Draft Tax Rules to Ease PAN Compliance for Digital Payments
India's draft 2026 income tax rules propose changes to ease compliance for routine digital transactions by raising the threshold for requiring a Permanent Account Number (PAN). The new framework aims to reduce friction for most digital commerce while tightening oversight on high-value cash dealings.
- The proposed rules raise the PAN requirement threshold for cash deposits and withdrawals from the current ₹50,000 in a single day to an annual aggregate of ₹10 lakh across all bank accounts.
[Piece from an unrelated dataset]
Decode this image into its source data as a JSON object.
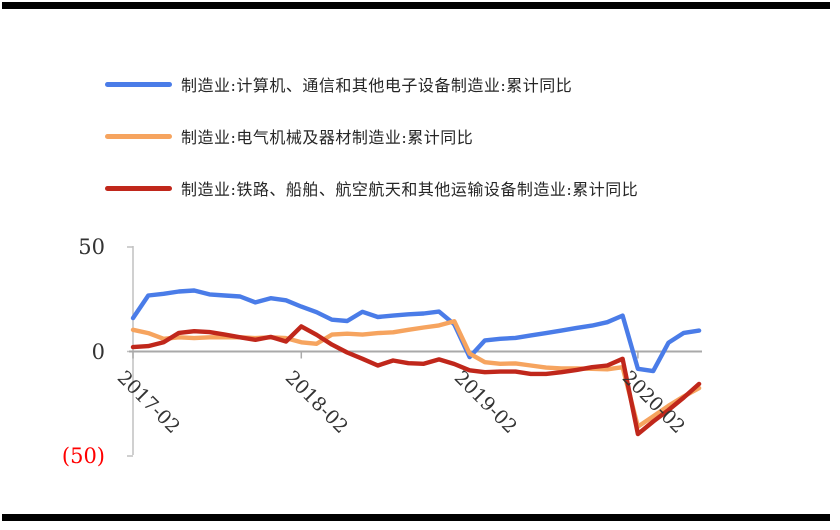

For cash transactions exceeding ₹20 lakh, PAN verification will be mandatory. - For real estate, the transaction value requiring a PAN is set to double, increasing from the current ₹10 lakh to ₹20 lakh for the sale or purchase of immovable property. - The rules for vehicle purchases will also change; PAN will only be mandatory for motor vehicles, including motorcycles, costing more than ₹5 lakh, whereas the current rule applies to all motor vehicles regardless of price. - In the hospitality sector, the threshold for requiring PAN for a single cash payment to hotels, restaurants, or for events is proposed to be increased from ₹50,000 to ₹1 lakh. - A significant change is proposed for insurance policies, where PAN will be required at the start of any "account-based relationship," moving away from the current rule that only mandates it for annual premiums exceeding ₹50,000. - The draft rules, released by the Central Board of Direct Taxes (CBDT), are part of the new Income Tax Act, 2025, and are slated to take effect on April 1, 2026, after a period of public consultation.